For the past four years, Chinese tech giants Alibaba and Tencent have been betting heavily on American startups, investing almost $2 billion in more than 60 companies. Will the investments pay off?
Silicon Valley gurus encourage young entrepreneurs to take risks and invite failure, which can be a tough sell for stockholders, investors, and venture capitalists. It’s been suggested that as many as 93 percent of firms hatched in Y Combinator, a prestigious startup accelerator which has incubated companies like Reddit, Airbnb, and Dropbox, don’t last. Worse yet, that program has just a 5 percent acceptance rate.
Yet Chinese companies aren’t deterred. Tencent has established satellites in Silicon Valley and New York City to scout up and coming companies. Its biggest bets so far have been a $60 million minority stake in Snapchat, the picture messaging service adored by American teens, and a $35 million contribution to a funding round for Weebly, a website publishing service which raised $127 million in its initial public offering on the New York Stock Exchange in 2013. Marc Andreessen, who at 43 is one of the elder statesmen of the valley (he helped develop Mosaic, the browser that popularized the web, when he was 21), sees Tencent and Snapchat as kindred spirits: the picture messaging service could copy Tencent’s model of add-ons and become a full suite for social media services – tantamount to Facebook and Twitter.
Elsewhere, though, many of Tencent’s investments have cratered. The company had high hopes for e-commerce venture Fab.com, which allows users to upload and share design products and inspirations, putting down $150 million in support in July 2013. At the time, the company looked forward to a $1 billion valuation – and had already raised $310 million toward that goal. Last November it finally sold – to Irish manufacturer PCH – for just $15 million. PCH CEO Liam Casey hopes to turn the beleaguered brand into “the Netflix of design.” That will be an uphill battle.
Meanwhile, Alibaba, which enjoyed the largest global IPO in history last September, raising $25 billion, has also set its sights on Snapchat.
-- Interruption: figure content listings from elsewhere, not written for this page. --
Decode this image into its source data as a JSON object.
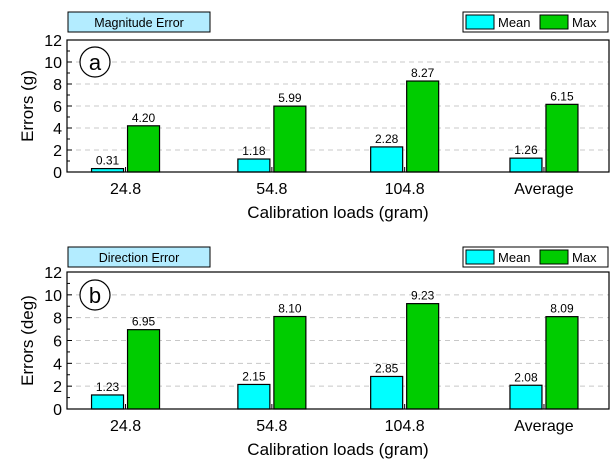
{
  "colors": {
    "mean": "#00ffff",
    "max": "#00cc00",
    "title_box": "#b3ecff",
    "grid": "#c8c8c8"
  },
  "chart_data": [
    {
      "type": "bar",
      "panel_label": "a",
      "title": "Magnitude Error",
      "xlabel": "Calibration loads (gram)",
      "ylabel": "Errors (g)",
      "ylim": [
        0,
        12
      ],
      "yticks": [
        "0",
        "2",
        "4",
        "6",
        "8",
        "10",
        "12"
      ],
      "grid": "horizontal dashed",
      "legend_position": "top-right",
      "categories": [
        "24.8",
        "54.8",
        "104.8",
        "Average"
      ],
      "series": [
        {
          "name": "Mean",
          "values": [
            0.31,
            1.18,
            2.28,
            1.26
          ],
          "labels": [
            "0.31",
            "1.18",
            "2.28",
            "1.26"
          ]
        },
        {
          "name": "Max",
          "values": [
            4.2,
            5.99,
            8.27,
            6.15
          ],
          "labels": [
            "4.20",
            "5.99",
            "8.27",
            "6.15"
          ]
        }
      ]
    },
    {
      "type": "bar",
      "panel_label": "b",
      "title": "Direction Error",
      "xlabel": "Calibration loads (gram)",
      "ylabel": "Errors (deg)",
      "ylim": [
        0,
        12
      ],
      "yticks": [
        "0",
        "2",
        "4",
        "6",
        "8",
        "10",
        "12"
      ],
      "grid": "horizontal dashed",
      "legend_position": "top-right",
      "categories": [
        "24.8",
        "54.8",
        "104.8",
        "Average"
      ],
      "series": [
        {
          "name": "Mean",
          "values": [
            1.23,
            2.15,
            2.85,
            2.08
          ],
          "labels": [
            "1.23",
            "2.15",
            "2.85",
            "2.08"
          ]
        },
        {
          "name": "Max",
          "values": [
            6.95,
            8.1,
            9.23,
            8.09
          ],
          "labels": [
            "6.95",
            "8.10",
            "9.23",
            "8.09"
          ]
        }
      ]
    }
  ]
}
Earlier this month, Alibaba agreed to invest $200 million in the burgeoning social media company at a $10 billion valuation. Part of Alibaba’s interest in making that bet stems from Tencent’s dominance in the messaging industry inside China. Through Tencent’s massively popular WeChat platform, users can send money, book cabs, post photos, and connect with business contacts.
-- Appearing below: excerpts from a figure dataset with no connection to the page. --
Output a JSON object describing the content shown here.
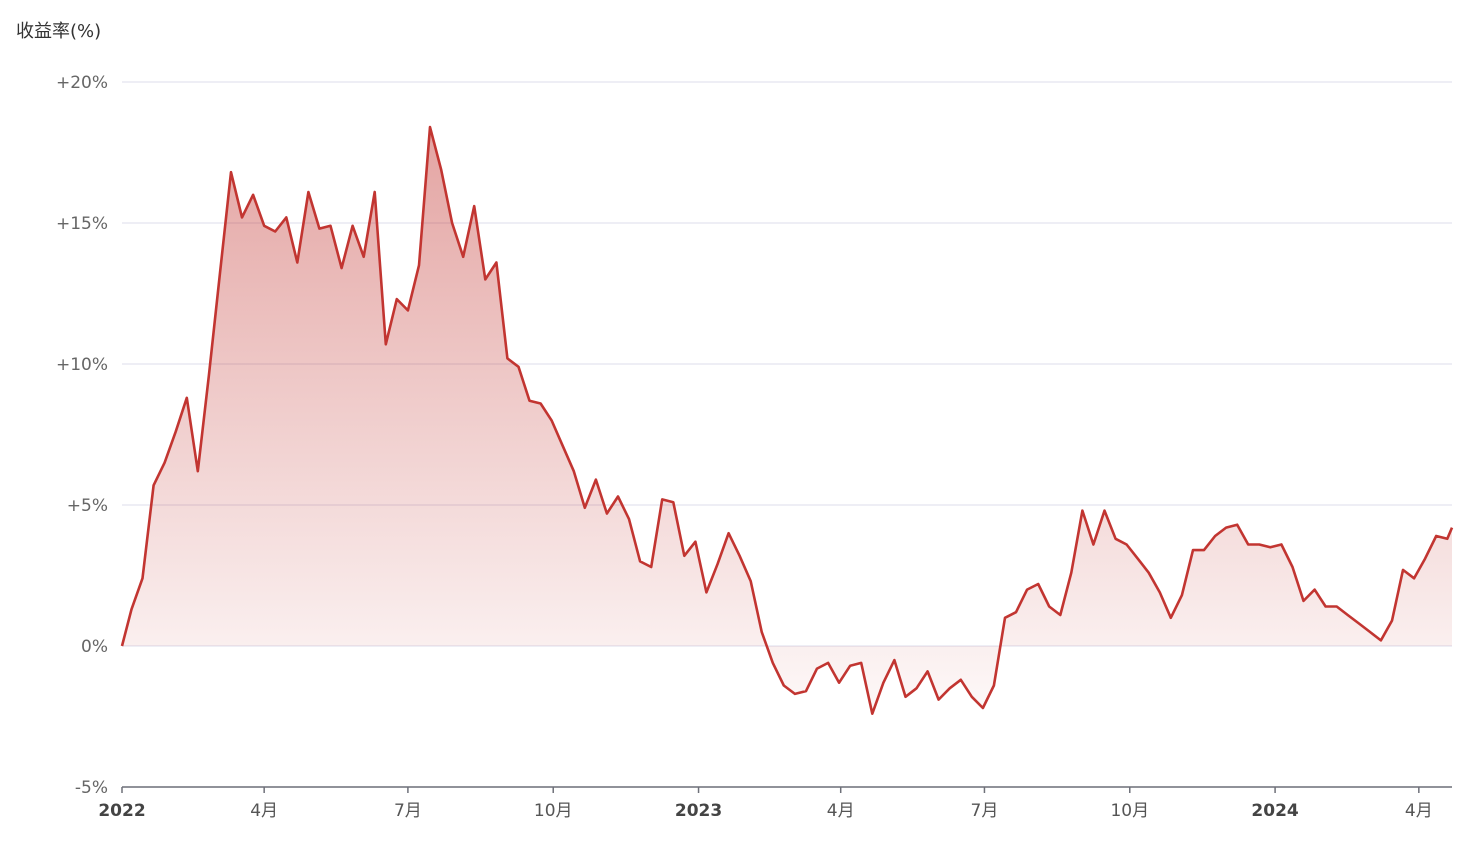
{
  "chart_data": {
    "type": "area",
    "title": "",
    "ylabel": "收益率(%)",
    "xlabel": "",
    "ylim": [
      -5,
      20
    ],
    "yticks": [
      20,
      15,
      10,
      5,
      0,
      -5
    ],
    "ytick_labels": [
      "+20%",
      "+15%",
      "+10%",
      "+5%",
      "0%",
      "-5%"
    ],
    "xlim": [
      "2022-01-01",
      "2024-04-22"
    ],
    "xticks": [
      {
        "date": "2022-01-01",
        "label": "2022",
        "major": true
      },
      {
        "date": "2022-04-01",
        "label": "4月",
        "major": false
      },
      {
        "date": "2022-07-01",
        "label": "7月",
        "major": false
      },
      {
        "date": "2022-10-01",
        "label": "10月",
        "major": false
      },
      {
        "date": "2023-01-01",
        "label": "2023",
        "major": true
      },
      {
        "date": "2023-04-01",
        "label": "4月",
        "major": false
      },
      {
        "date": "2023-07-01",
        "label": "7月",
        "major": false
      },
      {
        "date": "2023-10-01",
        "label": "10月",
        "major": false
      },
      {
        "date": "2024-01-01",
        "label": "2024",
        "major": true
      },
      {
        "date": "2024-04-01",
        "label": "4月",
        "major": false
      }
    ],
    "grid": true,
    "line_color": "#c23531",
    "series": [
      {
        "x": [
          "2022-01-01",
          "2022-01-07",
          "2022-01-14",
          "2022-01-21",
          "2022-01-28",
          "2022-02-04",
          "2022-02-11",
          "2022-02-18",
          "2022-02-25",
          "2022-03-04",
          "2022-03-11",
          "2022-03-18",
          "2022-03-25",
          "2022-04-01",
          "2022-04-08",
          "2022-04-15",
          "2022-04-22",
          "2022-04-29",
          "2022-05-06",
          "2022-05-13",
          "2022-05-20",
          "2022-05-27",
          "2022-06-03",
          "2022-06-10",
          "2022-06-17",
          "2022-06-24",
          "2022-07-01",
          "2022-07-08",
          "2022-07-15",
          "2022-07-22",
          "2022-07-29",
          "2022-08-05",
          "2022-08-12",
          "2022-08-19",
          "2022-08-26",
          "2022-09-02",
          "2022-09-09",
          "2022-09-16",
          "2022-09-23",
          "2022-09-30",
          "2022-10-07",
          "2022-10-14",
          "2022-10-21",
          "2022-10-28",
          "2022-11-04",
          "2022-11-11",
          "2022-11-18",
          "2022-11-25",
          "2022-12-02",
          "2022-12-09",
          "2022-12-16",
          "2022-12-23",
          "2022-12-30",
          "2023-01-06",
          "2023-01-13",
          "2023-01-20",
          "2023-01-27",
          "2023-02-03",
          "2023-02-10",
          "2023-02-17",
          "2023-02-24",
          "2023-03-03",
          "2023-03-10",
          "2023-03-17",
          "2023-03-24",
          "2023-03-31",
          "2023-04-07",
          "2023-04-14",
          "2023-04-21",
          "2023-04-28",
          "2023-05-05",
          "2023-05-12",
          "2023-05-19",
          "2023-05-26",
          "2023-06-02",
          "2023-06-09",
          "2023-06-16",
          "2023-06-23",
          "2023-06-30",
          "2023-07-07",
          "2023-07-14",
          "2023-07-21",
          "2023-07-28",
          "2023-08-04",
          "2023-08-11",
          "2023-08-18",
          "2023-08-25",
          "2023-09-01",
          "2023-09-08",
          "2023-09-15",
          "2023-09-22",
          "2023-09-29",
          "2023-10-06",
          "2023-10-13",
          "2023-10-20",
          "2023-10-27",
          "2023-11-03",
          "2023-11-10",
          "2023-11-17",
          "2023-11-24",
          "2023-12-01",
          "2023-12-08",
          "2023-12-15",
          "2023-12-22",
          "2023-12-29",
          "2024-01-05",
          "2024-01-12",
          "2024-01-19",
          "2024-01-26",
          "2024-02-02",
          "2024-02-09",
          "2024-02-16",
          "2024-02-23",
          "2024-03-01",
          "2024-03-08",
          "2024-03-15",
          "2024-03-22",
          "2024-03-29",
          "2024-04-05",
          "2024-04-12",
          "2024-04-19",
          "2024-04-22"
        ],
        "y": [
          0.0,
          1.3,
          2.4,
          5.7,
          6.5,
          7.6,
          8.8,
          6.2,
          9.6,
          13.2,
          16.8,
          15.2,
          16.0,
          14.9,
          14.7,
          15.2,
          13.6,
          16.1,
          14.8,
          14.9,
          13.4,
          14.9,
          13.8,
          16.1,
          10.7,
          12.3,
          11.9,
          13.5,
          18.4,
          16.9,
          15.0,
          13.8,
          15.6,
          13.0,
          13.6,
          10.2,
          9.9,
          8.7,
          8.6,
          8.0,
          7.1,
          6.2,
          4.9,
          5.9,
          4.7,
          5.3,
          4.5,
          3.0,
          2.8,
          5.2,
          5.1,
          3.2,
          3.7,
          1.9,
          2.9,
          4.0,
          3.2,
          2.3,
          0.5,
          -0.6,
          -1.4,
          -1.7,
          -1.6,
          -0.8,
          -0.6,
          -1.3,
          -0.7,
          -0.6,
          -2.4,
          -1.3,
          -0.5,
          -1.8,
          -1.5,
          -0.9,
          -1.9,
          -1.5,
          -1.2,
          -1.8,
          -2.2,
          -1.4,
          1.0,
          1.2,
          2.0,
          2.2,
          1.4,
          1.1,
          2.6,
          4.8,
          3.6,
          4.8,
          3.8,
          3.6,
          3.1,
          2.6,
          1.9,
          1.0,
          1.8,
          3.4,
          3.4,
          3.9,
          4.2,
          4.3,
          3.6,
          3.6,
          3.5,
          3.6,
          2.8,
          1.6,
          2.0,
          1.4,
          1.4,
          1.1,
          0.8,
          0.5,
          0.2,
          0.9,
          2.7,
          2.4,
          3.1,
          3.9,
          3.8,
          4.2
        ]
      }
    ]
  }
}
Overall, Alibaba has invested more in fewer companies, putting money into just 11 American ventures in the past four years. They’re hoping that ShopRunner, a delivery service similar to Amazon Prime, could be a hit with consumers (they invested $206 million in 2013). Other investments seem to be a direct push against Tencent’s stranglehold on chatting and cross-platform services. Tango, which allows users to message via voice and video, soaked up the most of Alibaba’s money, $280 million, while ride-sharing app Lyft, Uber’s much smaller competitor, got a $250 million cash infusion.
Will these ventures be successful? Like anything in the valley, it’s tough to make an educated guess. Today’s bubble companies can go bust tomorrow. Many of the companies mentioned here, even if they’re successful, may not exist ten years from now. This arms race won’t be decided by whoever has the biggest guns, but by who can make the smartest decisions.